The workers were again dismissed and the site was shut down because the company could not ensure the safety of employees.

May said new workers were hired, but when the company tried to reopen the site last week a group – led by former shop stewards on site – took scaffolding off the site and blocked the public road, in full view of the police.

The group, armed with pangas, knobkieries, mallets and sticks, barricaded another access road with logs and tyres.

May said they also set fire to sugar cane fields on a private farm and when the farmer tried to stop them, his vehicle was stoned.

“We have suffered downtime for over a month due to this violent conduct,” she said, noting that the wage and salary bill every month was R14.5 million and the plant costs were R5.1 million a month.

“The propensity for violence and damage to property increases with each day that the unlawful gathering remains in place and criminal acts continue. They have recourse in terms of the Labour Relations Act should they feel aggrieved by their dismissals but have elected to conduct themselves unlawfully,” May said.

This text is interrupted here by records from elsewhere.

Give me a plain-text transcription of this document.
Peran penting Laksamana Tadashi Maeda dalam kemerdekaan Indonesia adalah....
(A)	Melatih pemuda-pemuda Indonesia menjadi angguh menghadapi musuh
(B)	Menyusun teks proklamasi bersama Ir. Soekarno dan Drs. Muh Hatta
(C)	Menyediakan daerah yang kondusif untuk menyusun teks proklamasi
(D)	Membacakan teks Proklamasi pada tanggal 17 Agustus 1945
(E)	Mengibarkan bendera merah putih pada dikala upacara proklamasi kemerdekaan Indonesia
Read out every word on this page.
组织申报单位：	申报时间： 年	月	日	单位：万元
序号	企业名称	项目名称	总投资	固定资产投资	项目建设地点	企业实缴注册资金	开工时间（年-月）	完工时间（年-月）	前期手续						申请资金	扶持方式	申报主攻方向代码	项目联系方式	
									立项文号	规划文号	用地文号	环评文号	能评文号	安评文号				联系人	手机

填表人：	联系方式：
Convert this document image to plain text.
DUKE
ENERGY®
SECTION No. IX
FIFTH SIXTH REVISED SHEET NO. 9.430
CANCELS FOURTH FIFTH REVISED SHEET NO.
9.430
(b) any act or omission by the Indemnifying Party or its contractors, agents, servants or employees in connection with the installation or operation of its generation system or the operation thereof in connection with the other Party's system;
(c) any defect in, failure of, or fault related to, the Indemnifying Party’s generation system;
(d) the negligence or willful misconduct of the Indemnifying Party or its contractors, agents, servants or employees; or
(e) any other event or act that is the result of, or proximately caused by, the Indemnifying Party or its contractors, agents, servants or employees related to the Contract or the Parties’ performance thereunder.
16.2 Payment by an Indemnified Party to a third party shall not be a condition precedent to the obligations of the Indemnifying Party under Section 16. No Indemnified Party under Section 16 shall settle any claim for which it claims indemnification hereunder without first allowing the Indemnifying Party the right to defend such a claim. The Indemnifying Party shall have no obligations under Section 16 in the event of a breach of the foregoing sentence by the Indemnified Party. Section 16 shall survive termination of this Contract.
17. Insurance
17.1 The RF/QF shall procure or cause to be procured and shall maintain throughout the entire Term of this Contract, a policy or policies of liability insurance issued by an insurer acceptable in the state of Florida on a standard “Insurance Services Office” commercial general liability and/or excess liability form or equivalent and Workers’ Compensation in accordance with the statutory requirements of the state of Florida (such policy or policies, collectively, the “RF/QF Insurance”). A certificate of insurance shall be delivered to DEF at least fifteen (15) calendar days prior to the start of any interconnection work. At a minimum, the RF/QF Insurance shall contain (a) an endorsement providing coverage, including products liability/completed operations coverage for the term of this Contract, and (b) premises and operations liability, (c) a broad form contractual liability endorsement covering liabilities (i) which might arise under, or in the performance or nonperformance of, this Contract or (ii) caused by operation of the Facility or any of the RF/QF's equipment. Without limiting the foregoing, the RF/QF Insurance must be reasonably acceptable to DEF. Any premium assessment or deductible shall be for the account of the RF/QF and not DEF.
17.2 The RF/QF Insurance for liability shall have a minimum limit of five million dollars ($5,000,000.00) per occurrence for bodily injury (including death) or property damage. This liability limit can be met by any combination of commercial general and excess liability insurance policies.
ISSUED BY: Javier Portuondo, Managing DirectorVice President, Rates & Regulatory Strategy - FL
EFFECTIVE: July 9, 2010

“All attempts to resolve this by the SAPS and local councillors have failed.”

The interim interdict prevents barricading of the public road and site entrance, damage to property, assault and intimidation of workers or gathering in the vicinity of the site.

The dismissed workers were given until today to oppose the interdict’s being made final. As of late Wednesday no notice of opposition had been received, Group Five’s attorney, Michael Maeso, said.